Franz Burda und sein Medienunternehmen.

Das neue Medium wurde seine Chance: Franz Burda (1903 - 1986), Sohn eines kleinen Druckereibesitzers im beschaulichen Offenburg, war früh zur Stelle, als sich Mitte der Zwanziger Jahre der Siegeszug des Rundfunks abzuzeichnen begann. Ausgehend von der Radio-Programmzeitschrift Sürag entwickelte Burda seinen Betrieb, der auch in der NS-Zeit weiterwuchs, nach dem Krieg zu einem Druck- und Verlagskonzern, der heute zu den größten Medienunternehmen Deutschlands zählt.

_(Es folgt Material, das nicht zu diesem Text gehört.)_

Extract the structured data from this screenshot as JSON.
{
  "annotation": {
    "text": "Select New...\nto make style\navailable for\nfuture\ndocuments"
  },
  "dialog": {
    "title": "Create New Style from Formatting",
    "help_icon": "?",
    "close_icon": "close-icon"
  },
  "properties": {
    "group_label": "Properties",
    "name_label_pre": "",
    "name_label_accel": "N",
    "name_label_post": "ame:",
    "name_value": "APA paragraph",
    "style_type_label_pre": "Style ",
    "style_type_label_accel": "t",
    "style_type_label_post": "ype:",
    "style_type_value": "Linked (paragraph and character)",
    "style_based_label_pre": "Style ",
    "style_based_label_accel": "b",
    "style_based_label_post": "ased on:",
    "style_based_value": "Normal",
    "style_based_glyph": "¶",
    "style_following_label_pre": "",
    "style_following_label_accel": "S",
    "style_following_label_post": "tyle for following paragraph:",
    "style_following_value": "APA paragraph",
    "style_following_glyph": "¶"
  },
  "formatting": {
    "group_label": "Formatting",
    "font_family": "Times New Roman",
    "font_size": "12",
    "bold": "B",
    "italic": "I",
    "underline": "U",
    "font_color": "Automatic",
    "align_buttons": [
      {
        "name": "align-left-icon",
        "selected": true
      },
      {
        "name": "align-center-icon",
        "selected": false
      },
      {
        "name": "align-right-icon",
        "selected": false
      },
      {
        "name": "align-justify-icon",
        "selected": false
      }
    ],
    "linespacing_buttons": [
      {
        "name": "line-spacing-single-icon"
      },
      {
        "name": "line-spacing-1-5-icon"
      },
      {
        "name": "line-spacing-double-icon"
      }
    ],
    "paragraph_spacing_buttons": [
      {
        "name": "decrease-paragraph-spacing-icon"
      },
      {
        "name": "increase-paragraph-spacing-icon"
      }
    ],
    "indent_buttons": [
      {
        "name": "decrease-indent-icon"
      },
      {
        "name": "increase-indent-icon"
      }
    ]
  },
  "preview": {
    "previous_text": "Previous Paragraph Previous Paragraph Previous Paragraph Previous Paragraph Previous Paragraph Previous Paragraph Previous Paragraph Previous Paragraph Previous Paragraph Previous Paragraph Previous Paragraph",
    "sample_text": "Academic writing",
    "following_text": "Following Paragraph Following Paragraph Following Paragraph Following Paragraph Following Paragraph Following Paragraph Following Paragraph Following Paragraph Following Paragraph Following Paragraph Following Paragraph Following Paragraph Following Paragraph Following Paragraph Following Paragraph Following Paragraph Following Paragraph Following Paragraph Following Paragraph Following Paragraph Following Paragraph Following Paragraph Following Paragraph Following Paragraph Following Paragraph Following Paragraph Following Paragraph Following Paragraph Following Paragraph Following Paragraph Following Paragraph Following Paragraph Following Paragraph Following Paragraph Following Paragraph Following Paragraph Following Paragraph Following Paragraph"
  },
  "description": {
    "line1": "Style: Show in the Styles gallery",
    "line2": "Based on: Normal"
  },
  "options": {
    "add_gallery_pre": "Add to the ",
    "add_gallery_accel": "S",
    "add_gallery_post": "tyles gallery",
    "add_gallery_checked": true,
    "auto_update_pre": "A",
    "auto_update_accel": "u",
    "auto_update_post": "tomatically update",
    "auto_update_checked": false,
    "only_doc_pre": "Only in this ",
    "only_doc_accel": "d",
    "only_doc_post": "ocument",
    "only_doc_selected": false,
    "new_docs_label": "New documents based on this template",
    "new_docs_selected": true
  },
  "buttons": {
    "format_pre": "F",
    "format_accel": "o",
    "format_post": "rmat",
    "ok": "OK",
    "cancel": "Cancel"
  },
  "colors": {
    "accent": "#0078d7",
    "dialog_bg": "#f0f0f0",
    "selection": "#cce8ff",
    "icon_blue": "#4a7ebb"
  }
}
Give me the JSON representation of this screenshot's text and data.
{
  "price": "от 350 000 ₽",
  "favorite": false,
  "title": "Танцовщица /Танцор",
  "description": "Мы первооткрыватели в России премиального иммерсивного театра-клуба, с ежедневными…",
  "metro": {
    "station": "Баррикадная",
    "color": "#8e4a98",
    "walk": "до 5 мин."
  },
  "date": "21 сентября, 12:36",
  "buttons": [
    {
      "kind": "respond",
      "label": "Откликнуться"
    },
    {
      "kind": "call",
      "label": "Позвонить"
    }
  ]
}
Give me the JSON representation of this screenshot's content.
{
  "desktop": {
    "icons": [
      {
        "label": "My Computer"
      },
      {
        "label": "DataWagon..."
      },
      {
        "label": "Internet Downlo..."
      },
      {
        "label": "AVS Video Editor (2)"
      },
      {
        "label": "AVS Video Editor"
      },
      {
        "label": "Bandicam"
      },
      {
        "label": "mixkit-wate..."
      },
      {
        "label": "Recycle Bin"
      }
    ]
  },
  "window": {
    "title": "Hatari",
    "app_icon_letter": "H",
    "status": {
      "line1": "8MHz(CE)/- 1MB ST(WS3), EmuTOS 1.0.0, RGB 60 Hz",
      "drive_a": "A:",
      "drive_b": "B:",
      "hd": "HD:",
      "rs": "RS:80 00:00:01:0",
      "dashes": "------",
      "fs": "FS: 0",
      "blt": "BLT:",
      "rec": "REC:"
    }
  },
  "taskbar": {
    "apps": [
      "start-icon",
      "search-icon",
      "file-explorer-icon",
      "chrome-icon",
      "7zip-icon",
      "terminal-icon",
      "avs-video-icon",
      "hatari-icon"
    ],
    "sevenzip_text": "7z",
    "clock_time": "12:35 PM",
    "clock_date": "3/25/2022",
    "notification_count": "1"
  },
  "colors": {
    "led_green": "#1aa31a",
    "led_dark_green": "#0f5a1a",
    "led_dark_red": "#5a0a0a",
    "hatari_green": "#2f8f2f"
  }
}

Nach politischer Anpassung im «Dritten Reich», «Arisierungs»-Gewinnen und geschicktem Agieren in der Besatzungszeit bediente Franz Burda vom Südwesten aus die junge Bundesrepublik millionenfach mit farbigem Unterhaltungsstoff, Schnittmustern und Warenkatalogen. Aus der Illustrierten-Konkurrenz der Fünfziger Jahre ging die Bunte dauerhaft erfolgreich hervor, Burda Moden von Ehefrau Aenne prägte maßgeblich den Kleidungsstil der Epoche, und mit der alljährlichen «Bambi»-Verleihung schrieben sich die Burdas in die Geschichte der deutschen Fernsehunterhaltung ein. Entlang der Biographie des Firmengründers legen die Autoren den politischen Kern einer «bunten» Unterhaltung frei, die in drei politischen Systemen verfing. Zugleich eröffnet ihre anschauliche Darstellung einen frischen Blick auf die Medien-, Gesellschafts- und Mentalitätsgeschichte der «alten» Bundesrepublik.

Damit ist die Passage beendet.